There are so many black women, and it’s particularly women, who are emotional basket cases because of their sons, because we don’t know when it’s going to happen, but we know it might, and I don’t think that any of our white colleagues have that feeling.  I just don’t.  I’m feeling a little more comfortable now because my son likes to sit at home; he works 18-hour days and he likes to sit at home when he goes home.  So I’m a little more comfortable than I was 10 years ago when he wanted to go out and party with his friends.  But I still know that I can get that phone call.  And I will never – never – there will never a moment in my life when I will feel a comfort level that I am not going to get that phone call.  And it may be a phone call for my husband.  It could be a phone call for any of my brothers or my nephews.  I know that I might get that phone call and I – and it’s a very uncomfortable place to be.

DEAN BRIGETY:  So as we come to a close, keeping in mind that you’re speaking not only to the audience here assembled with us in Washington, but diplomatic posts across Africa, potentially across the world, what are your sort of closing offers of advice or thoughts that you’d like for us all to take with us as we try to grapple with all these issues ourselves?
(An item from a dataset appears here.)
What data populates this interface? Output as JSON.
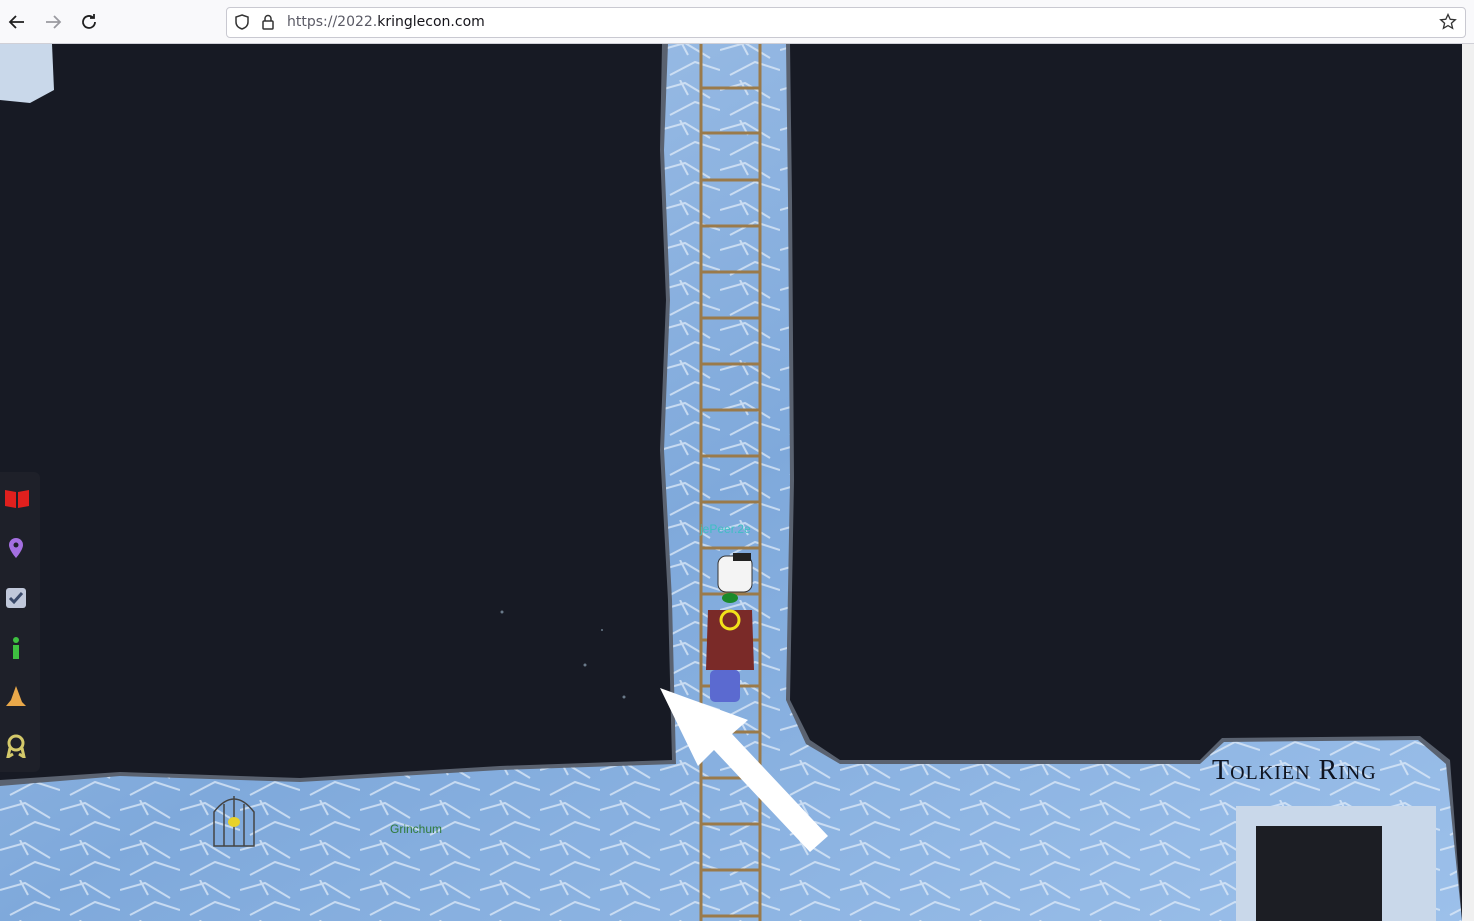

ASSISTANT SECRETARY THOMAS-GREENFIELD:  You know, I think that our country has come a long way and we have seen tremendous progress in this country on race relations and on the accomplishments that various people, whether they are African American, or immigrants from Africa, or immigrants from other places in the world, that we are a country that is welcoming, and that our core values are values that respect human rights and respects the rights of all people.  And that is in our core.  That doesn’t change because we have had these issues.  But I know that these issues will eventually leave the front pages of the Washington Post and of the New York Times, but they are issues that communities will continue to deal with and I encourage all of you to look for an opportunity to make a difference; to have an impact on people’s lives, and whether it’s in Africa or it’s in the United States, that you should look for that opportunity.  I don’t want to hear – and I heard this – an African young man say, “I’m afraid to come to the United States because I don’t know whether I will get killed,” or “I’m afraid to drive because if I get stopped by the policeman, a policeman, I might get killed.”  This is what I was hearing when I met with young African men traveling in Africa.  And they have no reason to fear that these – what we’re seeing in the news is not America, it is a small part of what we experience in a society that is continuing to evolve.  And we should work to improve these things, not just in our country, but also in other countries around the continent of Africa.

DEAN BRIGETY:  Madam Assistant Secretary, thank you very much for your time.

ASSISTANT SECRETARY THOMAS-GREENFIELD:  Thank you.